GUI-based CA Management
This list only includes free software as defined by the GNU foundation. Please contribute a small description if you think your favorite tool should be included in the list.
gnoMint
gnoMint allows any person to run a Certification Authority, creating certificates for any purpose: e-mail signing and/or crypting; TLS authentication through web, VPNs or other protocols; secured web-servers… Its development was started due to the lack of a ‘just-works’ CA software: creating a CA from zero, through open-source command-line utilities, was possible, but was unconfortable to remember all the neccessary parameters. And you had to create a difficult configuration file. So here is gnoMint, and it will help all systems and network administrators to deploy a Certification Authority very easily.
Features
- Creating all the infrastructure to keep and run a Certification Authority, saved in only one file.
- Create Certification Signing Requests, allowing to export them to PKCS#8 files, so they can be send to other CAs.
- Create X.509 certificates, with a usual set of subject-parameters.
- Export certificates and private keys to PEM files, so they can be used by external applications.
- For each CA, establish a set of policies for certificate generation.
- Import CSRs made by other applications.
- Export PKCS#12 structures, so the certificates can be imported easily by web and mail clients.
- Revoke certificates, and generate the corresponding CRLs.
- Allow the possibility of keeping the CA private key or other private keys in external files or devices (as USB drives).
- Allow the management of a whole hierarchy of CAs with their respectives certificates.
- Import pre-existing Certification Authorities with all their data.
- Allows an easy CA operation from command-line tools, for batch certificate creation, or integration with other utilities.
Drawbacks
- With the exception of the Root CA key where the RSA key size can be chosen, only 2048 bit RSA end entity or intermediate CA keys are available which doesn’t allow for a 128 bit security strength.
- No support of ECDSA keys.
- No support of subjectAlternativeNames which doesn’t allow to use Fully Qualified Domain Names (FQDNs) for hosts or email addresses for users as IKEv2 identities.
- The selection of the Country Name from a dropdown list is quite tiresome.

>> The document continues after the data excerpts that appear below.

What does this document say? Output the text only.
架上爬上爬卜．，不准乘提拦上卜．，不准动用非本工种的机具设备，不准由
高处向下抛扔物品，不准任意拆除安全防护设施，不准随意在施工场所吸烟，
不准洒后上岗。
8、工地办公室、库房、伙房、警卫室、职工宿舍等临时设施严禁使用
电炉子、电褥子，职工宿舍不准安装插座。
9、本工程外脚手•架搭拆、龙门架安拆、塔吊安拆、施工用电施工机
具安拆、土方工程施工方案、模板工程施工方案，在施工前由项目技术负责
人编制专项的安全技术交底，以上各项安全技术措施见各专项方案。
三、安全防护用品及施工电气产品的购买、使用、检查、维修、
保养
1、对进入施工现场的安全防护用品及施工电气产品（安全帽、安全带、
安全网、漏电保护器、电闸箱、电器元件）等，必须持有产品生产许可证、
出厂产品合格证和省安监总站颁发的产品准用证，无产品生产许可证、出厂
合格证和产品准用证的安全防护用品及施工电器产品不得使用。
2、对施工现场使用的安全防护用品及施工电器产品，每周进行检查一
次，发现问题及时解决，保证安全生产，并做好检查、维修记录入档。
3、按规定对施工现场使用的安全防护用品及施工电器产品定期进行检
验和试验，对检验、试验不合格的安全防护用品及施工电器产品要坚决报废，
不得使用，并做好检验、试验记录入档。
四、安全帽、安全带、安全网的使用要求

- No new releases since version 1.3.0 in 2016.
TinyCA 2
TinyCA is a simple graphical user interface written in Perl/Gtk to manage a small Certification Authority. TinyCA works as a frontend for openssl.
Features
- Unlimited CAs possible.
- Support for creating and managing Intermediate CAs.
- Creation and Revocation of X.509 certificates.

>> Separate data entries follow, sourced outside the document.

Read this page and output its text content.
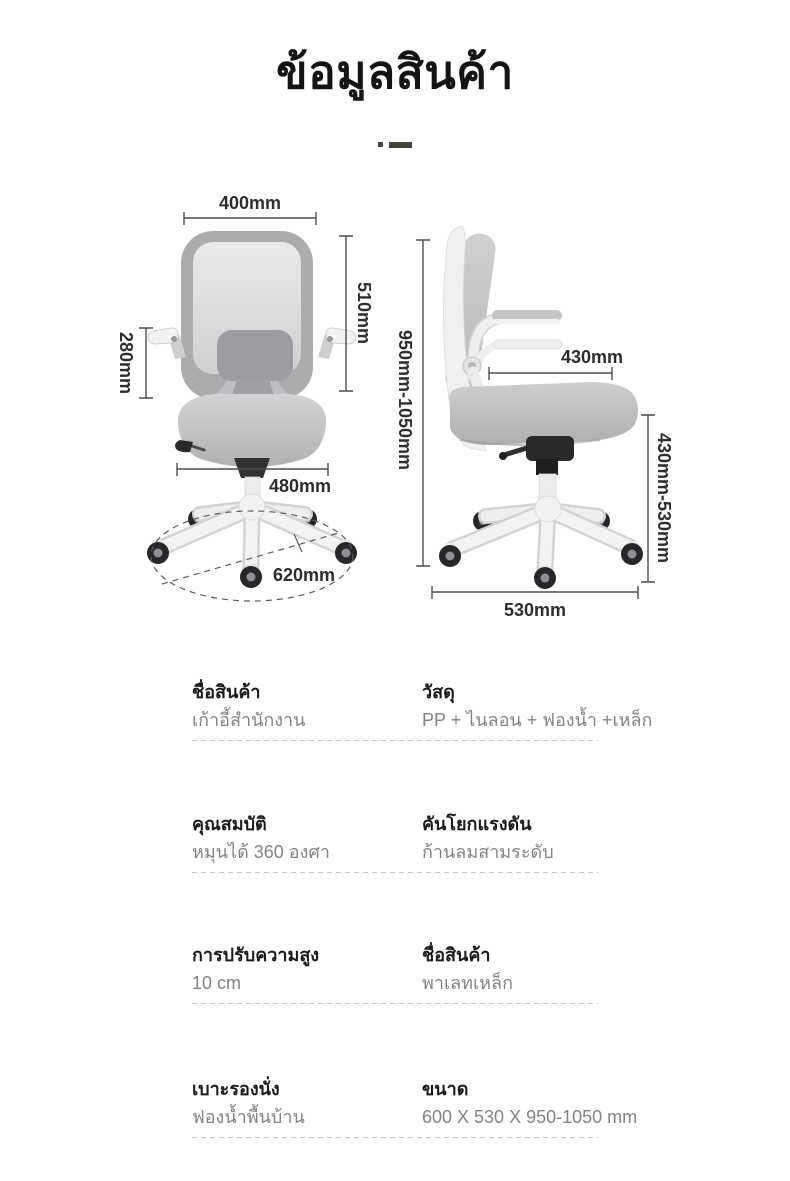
ข้อมูลสินค้า
400mm
510mm
280mm
480mm
620mm
950mm-1050mm	430mm
430mm-530mm
530mm
ชื่อสินค้า
เก้าอี้สำนักงาน
วัสดุ
PP + ไนลอน + ฟองน้ำ +เหล็ก
คุณสมบัติ
หมุนได้ 360 องศา
คันโยกแรงดัน
ก้านลมสามระดับ
การปรับความสูง
10 cm
ชื่อสินค้า
พาเลทเหล็ก
เบาะรองนั่ง
ฟองน้ำพื้นบ้าน
ขนาด
600 X 530 X 950-1050 mm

- PKCS#10 Requests can be imported and signed.
- Certificates can be exported as: PEM, DER, TXT or PKCS#12.
- Certificates can have a Fully Qualified Domain Name (FQDN), an IP address or an email address as a subjectAlternativeName .

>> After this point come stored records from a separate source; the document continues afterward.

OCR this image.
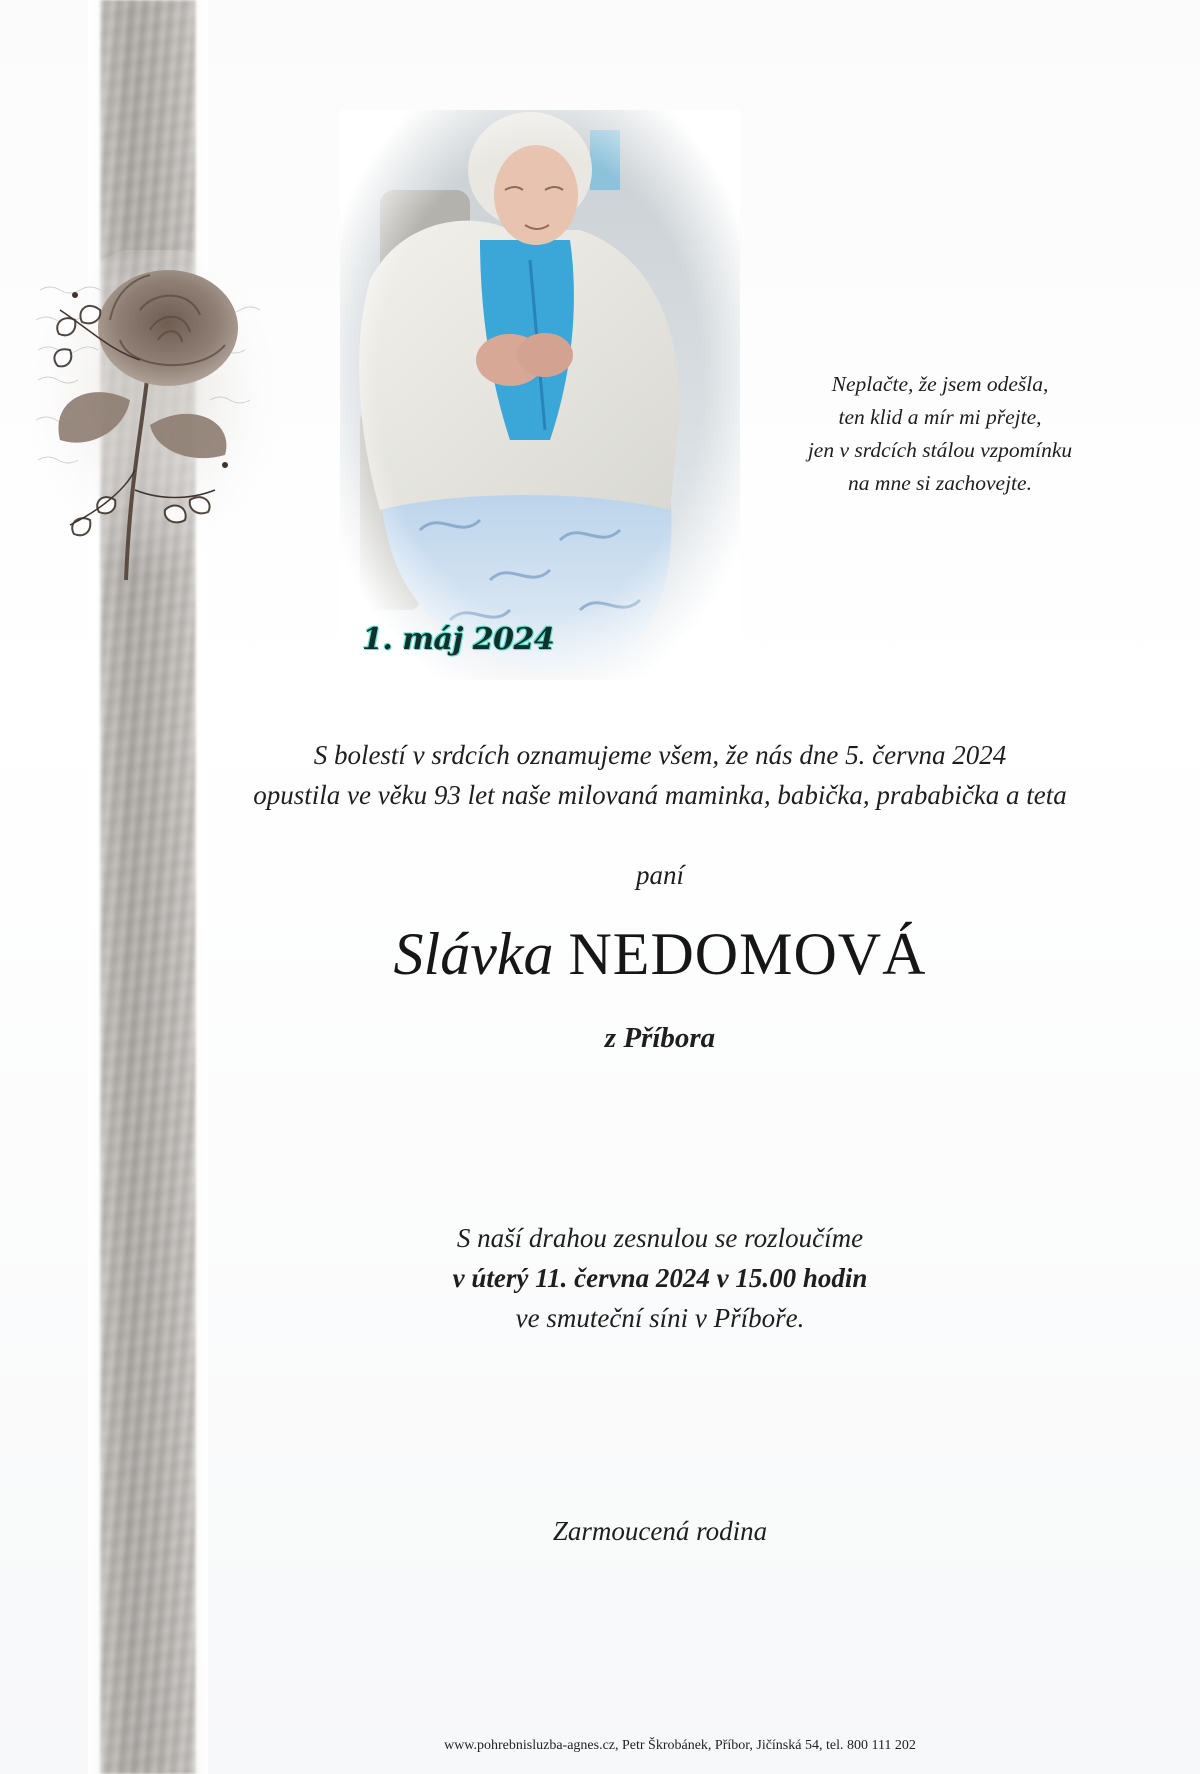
1. máj 2024
Neplačte, že jsem odešla,
ten klid a mír mi přejte,
jen v srdcích stálou vzpomínku
na mne si zachovejte.
S bolestí v srdcích oznamujeme všem, že nás dne 5. června 2024
opustila ve věku 93 let naše milovaná maminka, babička, prababička a teta
paní
Slávka NEDOMOVÁ
z Příbora
S naší drahou zesnulou se rozloučíme
v úterý 11. června 2024 v 15.00 hodin
ve smuteční síni v Příboře.
Zarmoucená rodina
www.pohrebnisluzba-agnes.cz, Petr Škrobánek, Příbor, Jičínská 54, tel. 800 111 202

- Certificate Revocation List (CRL).
- CRLs can be exported as: PEM, DER and TXT.
Drawbacks
Xca
Xca is a graphical user interface for handling X.509 certificates, RSA or ECDSA keys, PKCS#10 requests and CRLs in software and on smartcards.
Features
- Start your own PKI and create all kinds of private keys, certificates, requests or CRLs.
- Import and export them in any format like PEM, DER, PKCS#7, PKCS#12.
- Use them for your IPsec, OpenVPN, TLS or any other certificate based setup.
- Manage your Smart-Cards via PKCS#11 interface.
- Export certificates and requests as OpenSSL config file.
- Create Subject- and/or Extension- templates to ease issuing similar certs.
- Convert existing certificates or requests to templates.
- Get the broad support of x509v3 extensions as flexible as OpenSSL but more user-friendly.
- Adapt the columns to have your important information at a glance.